A 26-year-old gamer from England took home a huge payday in 2017. In Forbes’ list of the top-earning YouTube stars of 2017, Dan Middleton — known to his subscribers as DanTDM — claimed the top spot by pulling in a reported $16.5 million over a 12-month period.
Forbes compiled its list by pulling data from sources like YouTube, SocialBlade, and Captiv8. It also conducted “interviews with agents, managers, publicists, producers and lawyers” in order to hone its estimates of YouTuber earnings. Its ultimate list is based off a year-long period that ended on June 1, 2017. Taxes and management fees are not accounted for in the ranking.
Middleton’s reported gross of $16.5 million is the highest single-creator total Forbes has measured since it started keeping track of YouTuber earnings in 2015. In total, the top ten videomakers on the 2017 list combined to collect $127 million, which is a dramatic increase over the $70.5 million pulled in by last year’s top ten.
Middleton’s YouTube channel, The Diamond Minecart, has more than 16 million subscribers and has received over 11.5 billion views since its 2012 launch.

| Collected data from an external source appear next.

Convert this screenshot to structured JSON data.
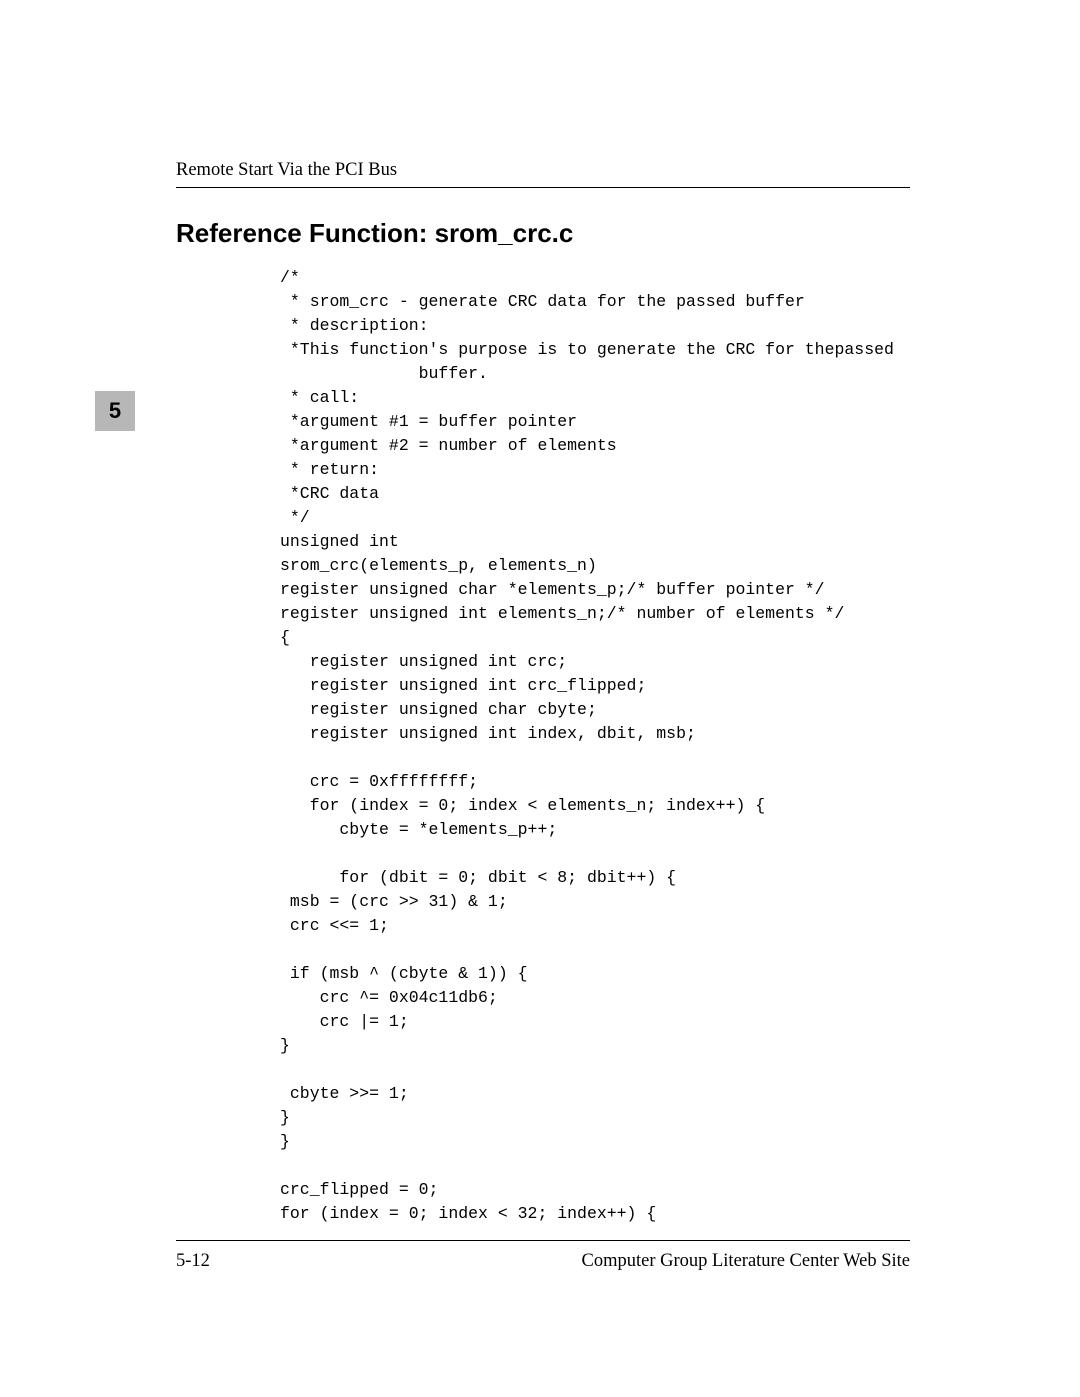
{
  "header": {
    "running": "Remote Start Via the PCI Bus"
  },
  "chapter": {
    "number": "5"
  },
  "section": {
    "title": "Reference Function: srom_crc.c"
  },
  "code": {
    "lines": [
      "/*",
      " * srom_crc - generate CRC data for the passed buffer",
      " * description:",
      " *This function's purpose is to generate the CRC for thepassed",
      "              buffer.",
      " * call:",
      " *argument #1 = buffer pointer",
      " *argument #2 = number of elements",
      " * return:",
      " *CRC data",
      " */",
      "unsigned int",
      "srom_crc(elements_p, elements_n)",
      "register unsigned char *elements_p;/* buffer pointer */",
      "register unsigned int elements_n;/* number of elements */",
      "{",
      "   register unsigned int crc;",
      "   register unsigned int crc_flipped;",
      "   register unsigned char cbyte;",
      "   register unsigned int index, dbit, msb;",
      "",
      "   crc = 0xffffffff;",
      "   for (index = 0; index < elements_n; index++) {",
      "      cbyte = *elements_p++;",
      "",
      "      for (dbit = 0; dbit < 8; dbit++) {",
      " msb = (crc >> 31) & 1;",
      " crc <<= 1;",
      "",
      " if (msb ^ (cbyte & 1)) {",
      "    crc ^= 0x04c11db6;",
      "    crc |= 1;",
      "}",
      "",
      " cbyte >>= 1;",
      "}",
      "}",
      "",
      "crc_flipped = 0;",
      "for (index = 0; index < 32; index++) {"
    ]
  },
  "footer": {
    "page_number": "5-12",
    "site": "Computer Group Literature Center Web Site"
  }
}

Much of Middleton’s appeal is based on his family-friendly approach to the popular video game Minecraft. Within the bounds of that blocky world, he has created fan-favorite characters, including the clumsy scientist Dr. Trayaurus.

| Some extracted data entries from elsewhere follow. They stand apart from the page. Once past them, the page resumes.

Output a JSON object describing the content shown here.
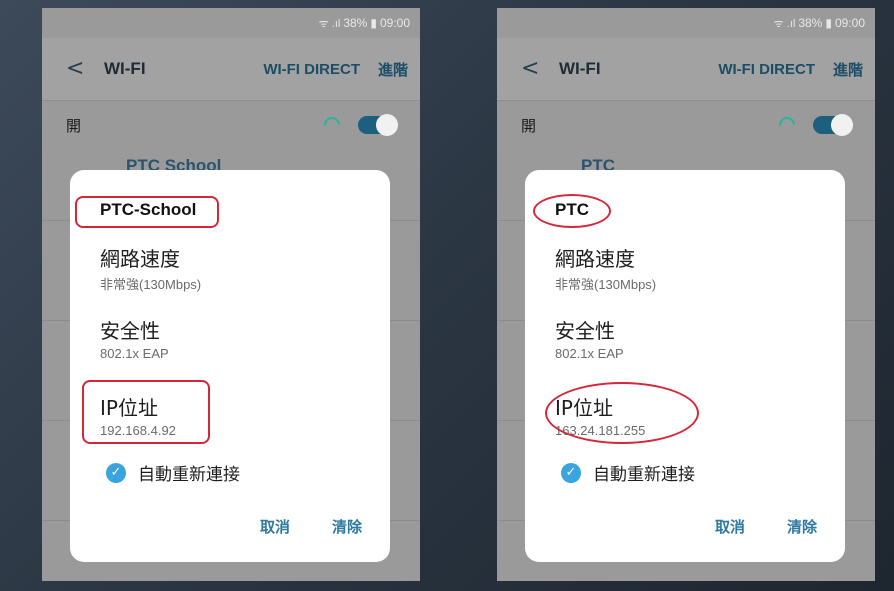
{
  "phones": [
    {
      "status": {
        "battery": "38%",
        "time": "09:00"
      },
      "app_bar": {
        "back": "<",
        "title": "WI-FI",
        "wifi_direct": "WI-FI DIRECT",
        "advanced": "進階"
      },
      "switch_row": {
        "label": "開"
      },
      "background_network": "PTC School",
      "dialog": {
        "network_name": "PTC-School",
        "speed_label": "網路速度",
        "speed_value": "非常強(130Mbps)",
        "security_label": "安全性",
        "security_value": "802.1x EAP",
        "ip_label": "IP位址",
        "ip_value": "192.168.4.92",
        "auto_reconnect": "自動重新連接",
        "cancel": "取消",
        "forget": "清除"
      },
      "highlight_style": "rectangle"
    },
    {
      "status": {
        "battery": "38%",
        "time": "09:00"
      },
      "app_bar": {
        "back": "<",
        "title": "WI-FI",
        "wifi_direct": "WI-FI DIRECT",
        "advanced": "進階"
      },
      "switch_row": {
        "label": "開"
      },
      "background_network": "PTC",
      "dialog": {
        "network_name": "PTC",
        "speed_label": "網路速度",
        "speed_value": "非常強(130Mbps)",
        "security_label": "安全性",
        "security_value": "802.1x EAP",
        "ip_label": "IP位址",
        "ip_value": "163.24.181.255",
        "auto_reconnect": "自動重新連接",
        "cancel": "取消",
        "forget": "清除"
      },
      "highlight_style": "oval"
    }
  ],
  "colors": {
    "accent": "#3aa4df",
    "button_text": "#2f7aa0",
    "annotation": "#d6263a",
    "toggle": "#1c5f7e"
  }
}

Beyond his digital success, Middleton has also put together a theatrical live show, playing to sold-out crowds across multiple continents. A scripted series based on those events, titled DanTDM Creates A Big Scene, premiered earlier this year for YouTube Red subscribers.
The rest of the top ten includes gamers Evan “Vanoss” Fong, Mark “Markiplier” Fischbach, and Felix “PewDiePie” Kjellberg; vlogger Lilly “Superwoman” Singh; basketball trickshot masters Dude Perfect; toy unboxer Ryan ToysReview; long-runner comedy channel Smosh; and brothers Jake and Logan Paul.

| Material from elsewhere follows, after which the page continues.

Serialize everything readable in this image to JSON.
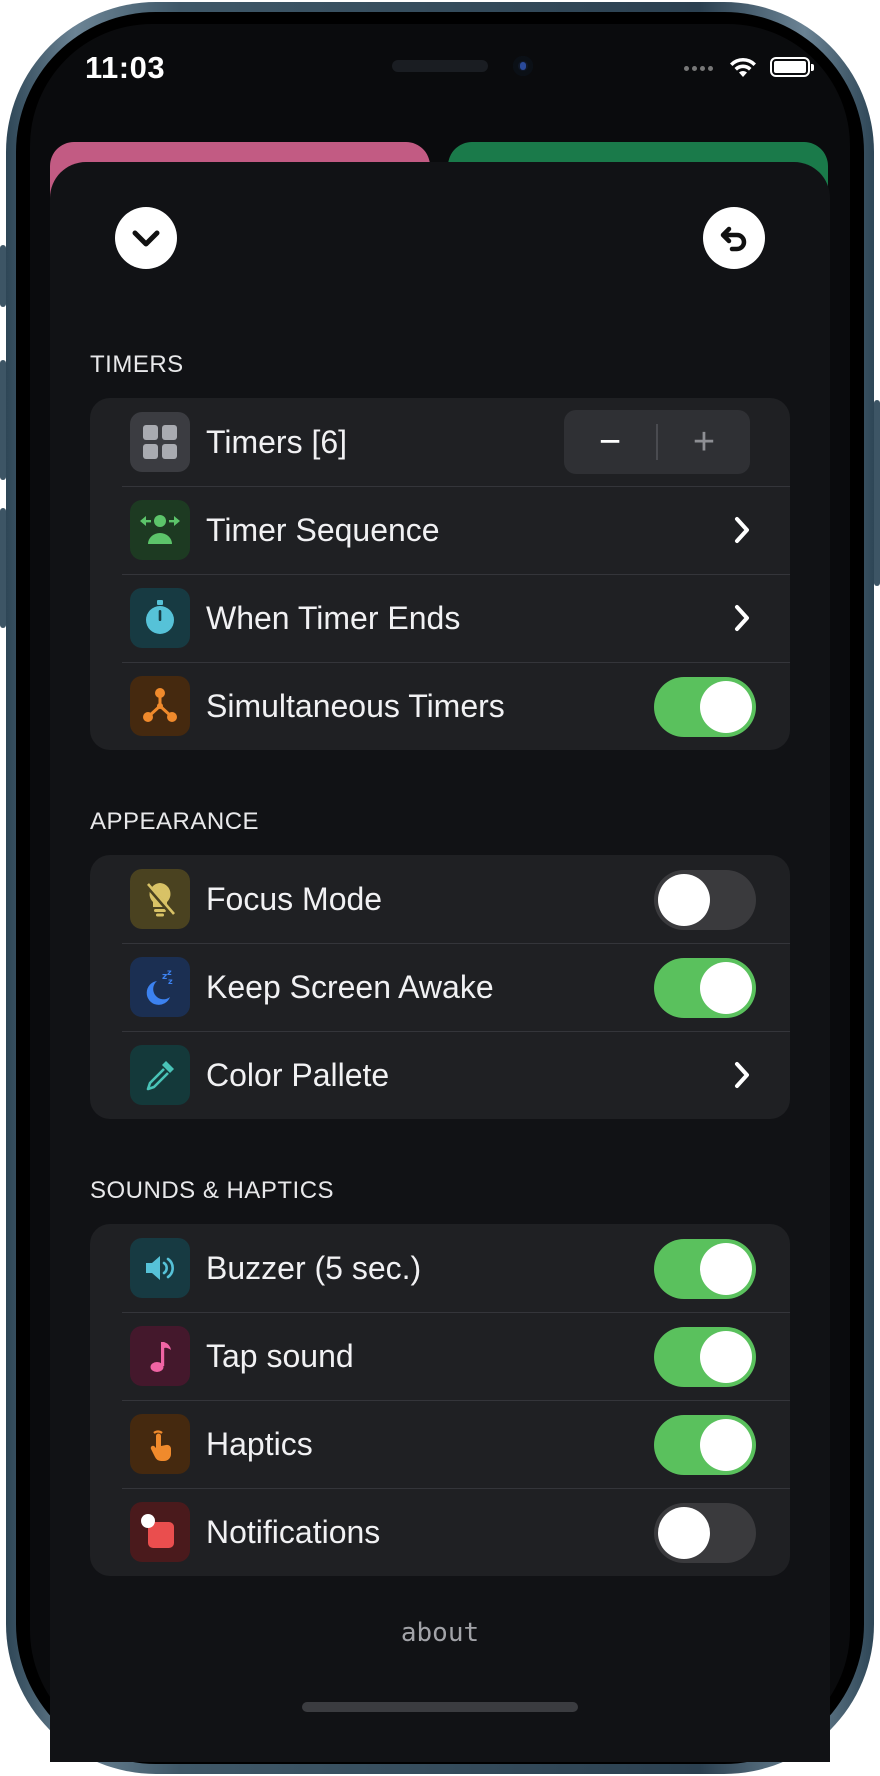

Kjellberg, whose 2017 was filled with controversies and drama, dropped to sixth on Forbes’ list after topping it in each of the two previous years. Despite that drop, which was undoubtedly influenced by his split with partner network Maker Studios and the cancellation of his YouTube Red series, the Swedish lightning rod still earned a reported $12 million over the period measured by Forbes. Clearly, 58 million subscribers can go a long way, even in a “down year.”